The National Highway Traffic Safety Administration rule gives automakers compliance options for the first three years on models built after Nov. 1, 2003, after the companies opposed more stringent measures. Automakers may install equipment to warn drivers when pressure on one or more tires is 25 percent underinflated, or when one tire needs 30 percent more pressure.
Automakers have opposed some tire-monitoring rules for years, consumer advocates said. The new rule was passed after 271 highway deaths were linked to tread separations of Bridgestone/Firestone Inc tires, mostly on Ford Motor Co Explorer sport-utility vehicles.
"The new tire rule is a fraud on consumers," said Joan Claybrook, president of the advocacy group Public Citizen and a former NHTSA administrator. Claybrook said the group plans to sue to block the move, which she called "a political decision on the part of the White House on behalf of the auto industry."
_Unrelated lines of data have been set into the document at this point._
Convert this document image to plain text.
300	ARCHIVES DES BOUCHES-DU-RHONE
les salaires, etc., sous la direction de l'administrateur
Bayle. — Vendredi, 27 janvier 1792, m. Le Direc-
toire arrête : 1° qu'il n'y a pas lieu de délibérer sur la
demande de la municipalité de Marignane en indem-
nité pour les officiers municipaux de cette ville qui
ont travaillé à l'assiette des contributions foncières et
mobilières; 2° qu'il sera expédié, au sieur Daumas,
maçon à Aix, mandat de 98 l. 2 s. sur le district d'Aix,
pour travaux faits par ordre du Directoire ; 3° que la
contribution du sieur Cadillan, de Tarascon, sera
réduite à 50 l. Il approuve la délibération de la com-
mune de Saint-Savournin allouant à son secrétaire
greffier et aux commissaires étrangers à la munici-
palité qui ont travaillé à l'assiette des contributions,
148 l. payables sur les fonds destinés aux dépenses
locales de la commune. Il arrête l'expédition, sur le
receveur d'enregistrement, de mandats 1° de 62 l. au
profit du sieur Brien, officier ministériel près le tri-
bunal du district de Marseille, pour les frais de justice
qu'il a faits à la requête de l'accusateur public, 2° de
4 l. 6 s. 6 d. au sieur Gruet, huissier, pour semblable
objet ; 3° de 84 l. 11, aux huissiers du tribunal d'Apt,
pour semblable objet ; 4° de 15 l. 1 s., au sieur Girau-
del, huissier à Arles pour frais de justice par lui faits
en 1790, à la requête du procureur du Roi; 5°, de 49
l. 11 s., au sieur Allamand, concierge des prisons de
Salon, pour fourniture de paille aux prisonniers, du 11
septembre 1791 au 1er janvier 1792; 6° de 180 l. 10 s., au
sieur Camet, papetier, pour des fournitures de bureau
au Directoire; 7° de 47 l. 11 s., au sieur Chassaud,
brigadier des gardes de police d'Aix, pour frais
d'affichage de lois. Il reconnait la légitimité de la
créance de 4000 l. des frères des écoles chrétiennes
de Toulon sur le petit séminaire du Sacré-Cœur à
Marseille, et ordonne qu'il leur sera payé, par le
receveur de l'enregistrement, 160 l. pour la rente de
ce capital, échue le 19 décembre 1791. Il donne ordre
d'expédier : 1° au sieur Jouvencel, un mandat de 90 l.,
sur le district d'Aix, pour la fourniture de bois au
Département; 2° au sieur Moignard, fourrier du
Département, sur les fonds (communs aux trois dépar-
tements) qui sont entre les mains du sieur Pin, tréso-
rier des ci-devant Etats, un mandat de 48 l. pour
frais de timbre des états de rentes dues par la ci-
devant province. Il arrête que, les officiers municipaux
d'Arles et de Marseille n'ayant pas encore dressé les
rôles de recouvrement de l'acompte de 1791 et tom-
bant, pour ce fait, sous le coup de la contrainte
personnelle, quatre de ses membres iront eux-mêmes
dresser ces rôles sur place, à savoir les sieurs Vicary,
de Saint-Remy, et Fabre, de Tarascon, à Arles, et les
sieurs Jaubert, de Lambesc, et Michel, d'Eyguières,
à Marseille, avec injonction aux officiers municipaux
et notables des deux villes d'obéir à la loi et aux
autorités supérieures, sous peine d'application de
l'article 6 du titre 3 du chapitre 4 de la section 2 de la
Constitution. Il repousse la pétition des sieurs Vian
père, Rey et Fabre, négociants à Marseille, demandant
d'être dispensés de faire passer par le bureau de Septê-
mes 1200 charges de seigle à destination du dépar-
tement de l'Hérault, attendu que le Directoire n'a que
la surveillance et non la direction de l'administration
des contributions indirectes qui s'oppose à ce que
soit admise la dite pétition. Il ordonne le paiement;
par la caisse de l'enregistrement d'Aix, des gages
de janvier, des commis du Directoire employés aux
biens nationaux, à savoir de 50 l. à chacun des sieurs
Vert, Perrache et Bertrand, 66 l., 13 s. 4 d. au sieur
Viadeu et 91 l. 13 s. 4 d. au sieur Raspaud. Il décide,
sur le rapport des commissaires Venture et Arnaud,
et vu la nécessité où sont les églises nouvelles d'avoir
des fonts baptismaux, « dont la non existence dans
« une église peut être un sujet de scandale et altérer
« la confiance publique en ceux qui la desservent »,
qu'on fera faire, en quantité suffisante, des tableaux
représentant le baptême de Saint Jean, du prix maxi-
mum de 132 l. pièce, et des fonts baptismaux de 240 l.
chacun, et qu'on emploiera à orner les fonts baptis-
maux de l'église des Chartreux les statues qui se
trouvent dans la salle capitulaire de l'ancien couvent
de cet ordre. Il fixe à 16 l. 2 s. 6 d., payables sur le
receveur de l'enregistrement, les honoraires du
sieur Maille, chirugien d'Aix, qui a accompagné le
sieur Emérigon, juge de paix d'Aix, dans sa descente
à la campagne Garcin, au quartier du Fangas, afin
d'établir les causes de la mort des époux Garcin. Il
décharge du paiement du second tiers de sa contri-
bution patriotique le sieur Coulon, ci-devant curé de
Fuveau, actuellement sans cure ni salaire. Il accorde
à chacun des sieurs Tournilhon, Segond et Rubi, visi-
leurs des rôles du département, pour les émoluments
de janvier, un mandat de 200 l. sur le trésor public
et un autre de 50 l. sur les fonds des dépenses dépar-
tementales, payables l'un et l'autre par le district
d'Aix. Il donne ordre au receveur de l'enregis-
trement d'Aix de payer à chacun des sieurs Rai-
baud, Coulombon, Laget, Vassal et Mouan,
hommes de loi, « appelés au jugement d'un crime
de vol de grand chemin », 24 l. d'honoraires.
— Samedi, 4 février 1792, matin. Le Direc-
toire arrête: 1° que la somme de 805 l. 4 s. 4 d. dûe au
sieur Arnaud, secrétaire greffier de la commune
The rule fails to meet statutory requirements such as including devices to measure pressure on all tires, she said.
Automakers said the move makes practical sense.
"We welcome the flexibility given in the final rule," said Rob Strassburger, vice president of vehicle safety for the Alliance of Automobile Manufacturers, whose members build 90 percent of US-sold vehicles. "NHTSA was responsive to the underlying facts and science and took appropriate action."
About 27 percent of car tires and 33 percent of light-truck tires need more air, and 124 deaths and 8,722 injuries a year may be prevented with monitors on every tire, NHTSA estimates.